Charles Dharapak/Associated Press
They rubbed elbows with Beth Myers, who is running Mr. Romney’s
vice-presidential search, in the packed lobby bar of the Chateaux at
Silver Lake, over $15 glasses of Scotch.
And they mingled with Mr. Romney’s wife, Ann, during an intimate “Women
for Romney victory tea,” held on an umbrella-shaded patio in this resort
town.
The Romney campaign, whose fund-raising prowess has defied assumptions
about President Obama’s financial advantages, offered wealthy donors and
bundlers an extraordinary level of access to the candidate, his staff
members, advisers and family this weekend at a three-day retreat that
even seasoned political contributors said dwarfed previous presidential
powwows.
Mr. Romney’s political operation seemed to all but shut down and
relocate to the mountains of Utah. At least 15 senior campaign figures
flew in for what blue-blazered guests from Texas, North Carolina and New
York dubbed Republicanpalooza, delivering briefings on the
effectiveness of Mr. Romney’s and Mr. Obama’s commercials and spinning
them through the latest polling data, which they said showed the race as
a dead heat.
“Everybody was completely accessible,” said Anthony Scaramucci, a New
York financier and Romney fund-raiser who said the candidate took the
time to warmly greet and thank him by his nickname, Mooch, at a dinner
on the first night of the retreat.
Yet for all the political and financial firepower assembled here, the
Romney confab was not the only, or necessarily the most exclusive,
gathering of ultrarich Republicans this weekend. In a simultaneous
demonstration of the party’s fund-raising might, the industrialist
billionaire brothers Charles and David Koch held a conference for
conservative megadonors at a resort outside San Diego. Over the past few
years, their high-dollar strategy sessions have been the marquee events
of the Republican campaign finance set.
The Koch conference touched off an unexpected — and for the Romney
campaign, somewhat unwelcome — competition for top-flight moneyed
supporters. While Mr. Romney’s campaign officials have made it clear
that they appreciate the efforts of wealthy backers like the Kochs,
there was consternation among some on his finance team that the brothers
decided to move forward with their conference after Mr. Romney
scheduled his for the same weekend. As one fund-raiser noted, Mr. Romney
is, after all, the candidate.
The Romney campaign offered donors who gave $50,000 or raised $100,000
intimate seminars and discussions featuring leading Republican lights,
past and present: Karl Rove, Condoleezza Rice, James Baker III, John
McCain and Jeb Bush, whose presence represented a symbolic embrace of a
candidate who struggled to win over the disparate elements of his party
in the bruising primary.
“Everyone is coming here to rally around the Romney flagpole,” said
Cheryl Halpern, a filmmaker who attended with her husband, Fred, a real
estate developer from New Jersey. The pair went to a special Sabbath
dinner at the retreat featuring kosher fare.

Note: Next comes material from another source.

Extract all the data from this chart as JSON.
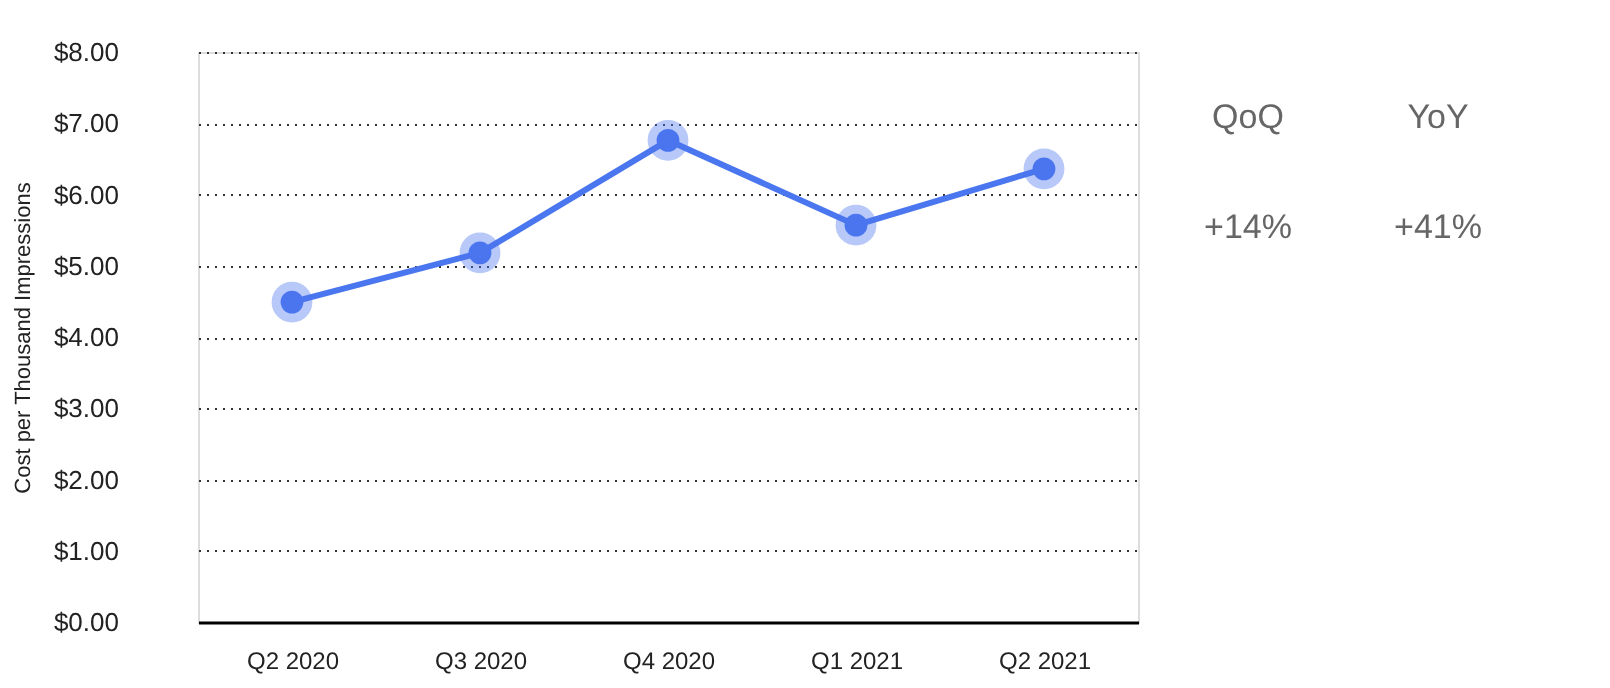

At times, the scene here at a compound of high-altitude ski lodges
seemed like an imitation Republican National Convention. In the span of a
few moments, William Kristol, the editor of The Weekly Standard,
greeted Michael Chertoff, George. W. Bush’s secretary of homeland
security, at an outdoor cafe as Mary Matalin, the conservative
commentator, whizzed by in an extended-cab golf cart and Mr. Romney’s
brother, Scott, approached in a pair of shiny black pants from Prada.
(Guests noted that Scott Romney’s current and ex-wives were in
attendance.)
Brenda LaGrange Johnson, a former United States ambassador to Jamaica
who previously attended donor retreats held by President George W. Bush
in Texas, said there was no comparison with Mr. Romney’s event here.
“This is much more thorough,” she said. “This is much more extensive.”